PLATON

 

Alcibiade (vers -390)

 

SOCRATE – Maintenant, par le moyen de quelle technique pourrions-nous prendre soin de nous-mêmes ? 

ALCIBIADE – Je ne saurais dire. 

SOCRATE – Nous sommes toutefois d’accord sur ce point que ce n’est pas celle qui nous permettrait de rendre meilleur l’une quelconque des choses qui sont à nous, mais de nous rendre meilleurs nous-mêmes ? 

ALCIBIADE – Tu dis vrai. 

SOCRATE – Mais aurions-nous pu savoir quelle technique améliore la chaussure sans savoir ce qu’est une chaussure ? 

ALCIBIADE – C’est impossible. 

SOCRATE – Ni quelle technique améliore les bagues en ignorant ce qu’est une bague ? 

ALCIBIADE – C’est vrai.

SOCRATE – Mettons. La technique qui permet de s’améliorer soi-même, pourrions-nous la connaître sans savoir ce que nous sommes nous-mêmes ?

ALCIBIADE – Impossible.

SOCRATE – Seulement, est-ce une chose facile que de se connaître soi-même, et est-ce un insouciant qui a mis cette inscription au temple de Delphes, ou bien est-ce une tâche difficile qui n’est pas à la portée de tous ?

ALCIBIADE – Moi, Socrate, j’ai souvent pensé qu’elle était à la portée de tous, mais souvent aussi très difficile.

SOCRATE – Mais qu’elle soit facile ou pas, Alcibiade, nous en sommes néanmoins là : en nous connaissant nous-mêmes, nous pourrions sans doute connaître la manière de prendre soin de nous-mêmes.
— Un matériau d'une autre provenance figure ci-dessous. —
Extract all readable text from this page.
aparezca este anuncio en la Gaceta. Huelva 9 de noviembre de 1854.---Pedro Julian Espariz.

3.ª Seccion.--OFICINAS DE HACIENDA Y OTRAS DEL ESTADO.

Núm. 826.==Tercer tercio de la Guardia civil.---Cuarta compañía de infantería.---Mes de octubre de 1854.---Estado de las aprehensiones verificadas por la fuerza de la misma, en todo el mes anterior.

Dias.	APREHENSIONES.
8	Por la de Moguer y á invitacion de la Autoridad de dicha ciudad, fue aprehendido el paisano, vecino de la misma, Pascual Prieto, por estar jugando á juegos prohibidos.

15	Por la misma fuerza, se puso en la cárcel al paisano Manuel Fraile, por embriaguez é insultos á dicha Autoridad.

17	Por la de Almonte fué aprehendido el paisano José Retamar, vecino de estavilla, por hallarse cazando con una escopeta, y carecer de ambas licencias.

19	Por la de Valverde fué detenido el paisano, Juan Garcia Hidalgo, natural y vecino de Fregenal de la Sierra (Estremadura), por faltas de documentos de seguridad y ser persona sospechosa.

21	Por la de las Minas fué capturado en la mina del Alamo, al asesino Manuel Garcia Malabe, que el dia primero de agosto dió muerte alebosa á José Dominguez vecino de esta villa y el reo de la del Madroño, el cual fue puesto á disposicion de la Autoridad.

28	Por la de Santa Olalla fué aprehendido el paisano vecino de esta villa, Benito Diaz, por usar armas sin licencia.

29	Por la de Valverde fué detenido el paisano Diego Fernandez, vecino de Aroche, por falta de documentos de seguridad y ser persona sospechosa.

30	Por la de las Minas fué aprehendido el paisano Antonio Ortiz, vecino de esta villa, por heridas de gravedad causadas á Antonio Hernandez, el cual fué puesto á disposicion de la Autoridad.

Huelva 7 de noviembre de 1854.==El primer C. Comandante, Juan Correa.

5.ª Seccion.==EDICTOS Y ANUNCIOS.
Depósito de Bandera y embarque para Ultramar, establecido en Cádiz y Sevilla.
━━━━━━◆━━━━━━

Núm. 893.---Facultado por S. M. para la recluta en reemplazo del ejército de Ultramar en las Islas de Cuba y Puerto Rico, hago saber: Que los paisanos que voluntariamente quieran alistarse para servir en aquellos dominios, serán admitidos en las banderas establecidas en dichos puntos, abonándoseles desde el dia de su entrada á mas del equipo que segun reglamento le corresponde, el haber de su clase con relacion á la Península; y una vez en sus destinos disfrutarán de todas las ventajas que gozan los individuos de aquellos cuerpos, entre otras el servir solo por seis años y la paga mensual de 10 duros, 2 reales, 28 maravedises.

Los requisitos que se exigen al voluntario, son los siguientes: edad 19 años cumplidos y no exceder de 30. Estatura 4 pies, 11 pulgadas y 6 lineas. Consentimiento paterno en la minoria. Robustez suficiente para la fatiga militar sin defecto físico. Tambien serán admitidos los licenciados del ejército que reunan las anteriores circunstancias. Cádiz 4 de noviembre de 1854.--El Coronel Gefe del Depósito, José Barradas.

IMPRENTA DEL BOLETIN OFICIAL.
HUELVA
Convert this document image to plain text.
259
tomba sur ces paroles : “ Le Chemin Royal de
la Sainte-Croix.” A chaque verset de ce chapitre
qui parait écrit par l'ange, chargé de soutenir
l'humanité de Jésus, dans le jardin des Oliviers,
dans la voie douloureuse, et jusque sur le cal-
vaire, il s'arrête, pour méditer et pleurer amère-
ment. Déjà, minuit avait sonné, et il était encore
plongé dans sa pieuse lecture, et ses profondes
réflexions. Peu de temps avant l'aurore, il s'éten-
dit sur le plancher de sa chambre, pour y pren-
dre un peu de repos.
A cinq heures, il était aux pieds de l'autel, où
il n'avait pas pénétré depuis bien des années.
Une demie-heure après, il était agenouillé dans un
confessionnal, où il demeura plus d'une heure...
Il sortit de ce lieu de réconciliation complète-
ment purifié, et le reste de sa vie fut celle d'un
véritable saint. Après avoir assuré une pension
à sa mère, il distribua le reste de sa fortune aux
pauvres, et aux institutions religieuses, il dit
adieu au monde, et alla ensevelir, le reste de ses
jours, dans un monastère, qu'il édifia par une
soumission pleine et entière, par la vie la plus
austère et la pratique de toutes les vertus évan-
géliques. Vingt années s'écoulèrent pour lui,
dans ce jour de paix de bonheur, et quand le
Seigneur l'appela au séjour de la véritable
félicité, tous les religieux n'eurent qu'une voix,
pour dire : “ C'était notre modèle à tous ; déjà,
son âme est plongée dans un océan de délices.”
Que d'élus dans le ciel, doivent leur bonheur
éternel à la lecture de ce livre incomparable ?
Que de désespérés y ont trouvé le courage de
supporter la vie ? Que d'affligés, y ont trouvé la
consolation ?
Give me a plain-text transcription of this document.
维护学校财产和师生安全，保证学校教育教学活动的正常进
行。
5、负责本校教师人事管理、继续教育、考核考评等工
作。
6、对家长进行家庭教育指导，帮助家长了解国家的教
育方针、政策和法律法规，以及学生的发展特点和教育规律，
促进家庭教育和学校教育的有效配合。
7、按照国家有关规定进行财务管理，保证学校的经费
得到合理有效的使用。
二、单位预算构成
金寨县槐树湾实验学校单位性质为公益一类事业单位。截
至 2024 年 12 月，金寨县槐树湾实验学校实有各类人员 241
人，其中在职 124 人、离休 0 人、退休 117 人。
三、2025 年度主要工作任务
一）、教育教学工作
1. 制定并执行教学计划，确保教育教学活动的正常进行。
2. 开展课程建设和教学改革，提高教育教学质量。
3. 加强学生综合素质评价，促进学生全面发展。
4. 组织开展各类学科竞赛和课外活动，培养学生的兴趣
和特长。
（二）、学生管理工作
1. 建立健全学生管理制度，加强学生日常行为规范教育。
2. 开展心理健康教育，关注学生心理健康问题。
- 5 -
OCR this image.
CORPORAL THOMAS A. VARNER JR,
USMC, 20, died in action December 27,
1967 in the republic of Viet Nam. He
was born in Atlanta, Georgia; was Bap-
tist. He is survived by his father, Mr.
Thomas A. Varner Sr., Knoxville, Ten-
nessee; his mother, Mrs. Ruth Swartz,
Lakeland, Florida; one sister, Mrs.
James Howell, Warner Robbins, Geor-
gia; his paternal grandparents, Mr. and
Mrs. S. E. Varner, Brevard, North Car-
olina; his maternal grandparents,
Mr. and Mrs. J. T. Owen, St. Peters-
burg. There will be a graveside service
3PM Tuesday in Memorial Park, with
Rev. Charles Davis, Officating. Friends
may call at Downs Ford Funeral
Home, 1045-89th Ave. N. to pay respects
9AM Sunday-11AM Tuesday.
Sans cela, nous ne le pourrions pas.

ALCIBIADE – C’est cela.

SOCRATE – Voyons, comment pourrait être découvert ce soi-même lui-même ? Car ainsi, nous pourrions peut-être découvrir ce que nous sommes nous-mêmes, tandis que si nous restons dans l’ignorance, cela nous sera impossible.

ALCIBIADE – Ce que tu dis est convenable.

PLATON (- 428-348), Alcibiade (- 390).

Traduction : Chantal Marboeuf & Jean-François Pradeau.

GF Flammarion, Paris, Flammarion, 1999.

[128d-129b] (p. 164-166).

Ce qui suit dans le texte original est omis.